IN THE PUBLIC INTEREST: Principal’s authority must be respected
JUST SO no one comes to the conclusion I have been influenced by any of the comments that have been swirling around the airwaves since this story broke, let me point out that everything you read beyond this paragraph was written before 10 a.m. last Friday. I felt so strongly about the issue I had to put my thoughts down early.
Apparently, a large number of Barbadians believe that what appears in a newspaper is the opinion of, or is supported by, the editor. If that was the case it would be more appropriate to call him or her dictator rather than editor. When a newspaper becomes the personal plaything of the editor its utility to the larger community can become quite dubious.
In last Friday’s Weekend Nation we published a story on Page 5 under the headline: Daughter’s Punishment By Principal ‘Not Fair’. I feel sufficiently strong about the content of that story to say publicly I support the principal of the Springer Memorial Secondary School, Pauline Benjamin, in this instance.
Instruction given
According to the story, a 14-year-old student was instructed by her year-head to pick up some kind of food wrapper than was on the ground beside her. The story did not indicate that she had dropped it and I am tempted to conclude from what was written that she was not guilty of littering.
However, as far as I am concerned she was guilty of rude conduct. She may not have intended to be rude, and may in fact be the most polite student in the class – I don’t know. She might have been just “cheeky” like any other teenager would be from time to time.
But there is no way, as far as I am concerned, for a child to tell a teacher, “My mother did not send me to school to pick up any garbage!” without being rude. Worse than that, doing so in the presence of 30-odd classmates can only serve to undermine discipline in the classroom, especially when the person in charge is a senior member of the staff.
Her refusal to carry out a similar instruction from the principal when it reached her level would have compounded the indiscipline in my book. Now let me be clear: up to this point, and given the context of some of the horrible things that go on in our schools these days, as far as I am concerned it is still a relatively small matter.
It’s just my opinion, but if Springer Memorial is one of those schools where principals still administer corporal punishment, I don’t think the infraction merited such. But every student, even while asserting his or her strong sense of conviction on any subject, still must know in the end who is in charge.
I believe any child of that age should be able to ask a principal for permission to speak freely (but respectfully) and use the opportunity to defend his or her position – but still recognise in the end that if their position is not accepted that the authority of the head has to be respected.
Therefore, based on what I have read, and what was explained to me by the reporter of her understanding of the situation, I also support the suspension of the child – it is one thing to ignore the directions of a teacher; it’s another to ignore the principal.
Mother’s reaction
My real problem though is with the reaction of her mother, Elecia Weekes. Clearly she believes she has a duty to defend her child, and I could never quarrel with that, but visiting the school and insisting, like her child, that she was not sent to school to pick up garbage is plain wrong.

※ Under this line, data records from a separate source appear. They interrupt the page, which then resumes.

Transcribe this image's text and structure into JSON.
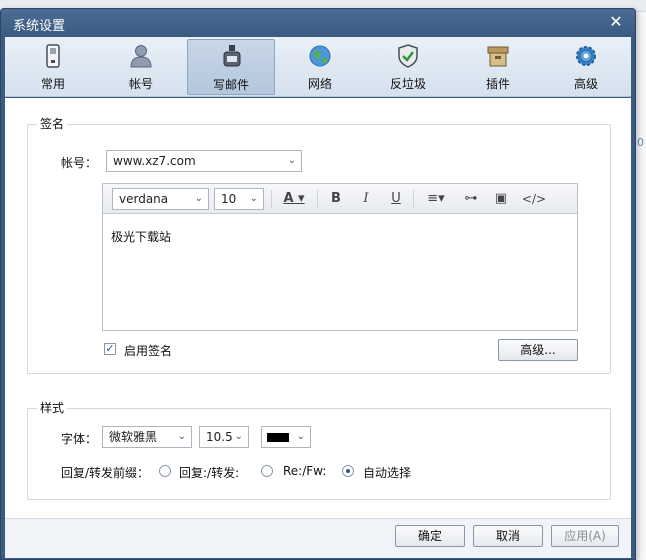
{
  "dialog": {
    "title": "系统设置"
  },
  "toolbar": {
    "items": [
      {
        "label": "常用",
        "icon": "phone-icon"
      },
      {
        "label": "帐号",
        "icon": "user-icon"
      },
      {
        "label": "写邮件",
        "icon": "ink-bottle-icon",
        "active": true
      },
      {
        "label": "网络",
        "icon": "globe-icon"
      },
      {
        "label": "反垃圾",
        "icon": "shield-icon"
      },
      {
        "label": "插件",
        "icon": "box-icon"
      },
      {
        "label": "高级",
        "icon": "gear-icon"
      }
    ]
  },
  "signature": {
    "group_title": "签名",
    "account_label": "帐号：",
    "account_value": "www.xz7.com",
    "font_value": "verdana",
    "size_value": "10",
    "body_text": "极光下载站",
    "enable_label": "启用签名",
    "enable_checked": true,
    "advanced_button": "高级..."
  },
  "style": {
    "group_title": "样式",
    "font_label": "字体：",
    "font_value": "微软雅黑",
    "size_value": "10.5",
    "color_value": "#000000",
    "prefix_label": "回复/转发前缀：",
    "options": [
      {
        "label": "回复:/转发:",
        "selected": false
      },
      {
        "label": "Re:/Fw:",
        "selected": false
      },
      {
        "label": "自动选择",
        "selected": true
      }
    ]
  },
  "buttons": {
    "ok": "确定",
    "cancel": "取消",
    "apply": "应用(A)"
  },
  "background": {
    "digit": "0"
  },
  "colors": {
    "titlebar": "#3d5a80",
    "accent": "#2a5a93"
  }
}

Such an approach, even if done with the greatest of civility, only serves to reinforce in the child’s mind the belief that challenging authority in such a way is okay. What she needed to say to the child, in my view, was: “I did not send you to school to behave in a manner that would get you suspended!”
If it had been my daughter there would have been no doubt in her mind of the extent to which I frown on being rude to a teacher. It just does not happen in my house without consequences. This is not to say you can’t disagree with your teacher – but you need to know when to stop and when to turn it over to a parent to represent you.
At the same time I have no difficulty, in principle, with the mother objecting to the punishment meted out to her child. But then you have to be prepared to respectfully negotiate an alternative with the school – and not in the presence or to the knowledge of the child. In any event, I don’t see what harm there is in picking up trash in a controlled school environment.
Okay, so we have advanced and we are living in a modern society, but there was a time when children scrubbed benches and tables, washed the cups in which milk was served, helped to sweep the classroom floor and it did not scar them.
For the sake of the child, I hope both sides can discuss the matter like adults, in the process providing a valuable lesson for the child, and that very soon the girl would return to the classroom to benefit from the education that will be so vital to her advancement.
We really do have our priorities wrong when a simple instruction to pick up a wrapper from the floor escalates – or perhaps more accurately, degenerates – into this.